La riunione è stata molto partecipata, con prevalenza dai sindaci dei Consorzi Arneo e Ugento li Foggi. Presenti​, oltre al presidente Anci Puglia sen. Luigi Perrone, il segretario regionale Anci Domenico Sgobba e il Commissario straordinario unico per i Consorzi di Bonifica Gabriele Papa Pagliardini.

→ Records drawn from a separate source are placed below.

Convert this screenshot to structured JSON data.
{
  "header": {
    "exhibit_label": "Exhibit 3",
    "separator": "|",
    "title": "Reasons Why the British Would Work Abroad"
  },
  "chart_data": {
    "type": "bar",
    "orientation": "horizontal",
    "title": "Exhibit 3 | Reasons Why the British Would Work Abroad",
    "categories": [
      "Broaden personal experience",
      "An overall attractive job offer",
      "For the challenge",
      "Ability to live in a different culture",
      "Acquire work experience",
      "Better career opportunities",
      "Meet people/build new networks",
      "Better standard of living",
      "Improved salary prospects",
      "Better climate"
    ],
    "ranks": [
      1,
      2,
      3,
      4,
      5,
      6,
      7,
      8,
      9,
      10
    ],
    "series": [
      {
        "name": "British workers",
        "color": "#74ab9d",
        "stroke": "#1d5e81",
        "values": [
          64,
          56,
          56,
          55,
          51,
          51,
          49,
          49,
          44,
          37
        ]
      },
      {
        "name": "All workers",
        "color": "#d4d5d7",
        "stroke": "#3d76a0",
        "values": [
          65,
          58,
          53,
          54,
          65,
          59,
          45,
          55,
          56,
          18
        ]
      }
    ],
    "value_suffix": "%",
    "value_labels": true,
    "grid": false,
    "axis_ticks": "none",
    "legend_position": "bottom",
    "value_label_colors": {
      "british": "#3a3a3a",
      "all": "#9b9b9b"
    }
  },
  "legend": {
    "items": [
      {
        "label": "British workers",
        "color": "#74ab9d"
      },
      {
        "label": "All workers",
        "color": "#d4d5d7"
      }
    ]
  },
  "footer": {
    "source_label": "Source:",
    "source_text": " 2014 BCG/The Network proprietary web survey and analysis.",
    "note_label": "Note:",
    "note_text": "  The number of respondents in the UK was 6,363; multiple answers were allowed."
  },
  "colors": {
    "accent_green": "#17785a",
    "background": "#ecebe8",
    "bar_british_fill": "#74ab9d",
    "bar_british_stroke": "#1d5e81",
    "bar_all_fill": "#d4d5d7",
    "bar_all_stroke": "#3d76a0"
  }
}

Il presidente sen. Luigi Perrone nella introduzione, ha ribadito sostegno dell'Anci ai sindaci e alle comunità e l'impegno immediato dell'Associazione per arrivare presto ad una soluzione politica della questione. I sindaci presenti hanno esposto le ragioni dei territori e le motivazioni per cui contestano il tributo; è emersa inoltre, la richiesta di un approfondimento tecnico dettagliato sui servizi che i Consorzi si impegnano a fornire, connessi all'incasso del tributo.

​Il Commissario Papa Pagliardini ha chiarito alcuni aspetti inerenti l'intero procedimento di emissione e il relativo presupposto, sottolineando che la manutenzione dei​ canali di bonifica spetta ai proprietari; inoltre, ha assicurato piena disponibilità a interloquire per risolvere il problema delle cartelle inesatte.

Il presidente Anci Puglia Sen Luigi Perrone, a conclusione dell'incontro, ha chiesto all'assessore regionale Di Gioia una sospensione di 3 mesi delle emissioni delle ingiunzioni e l'immediata attivazione di un tavolo tecnico per approfondire nel dettaglio problematiche e criticità emerse.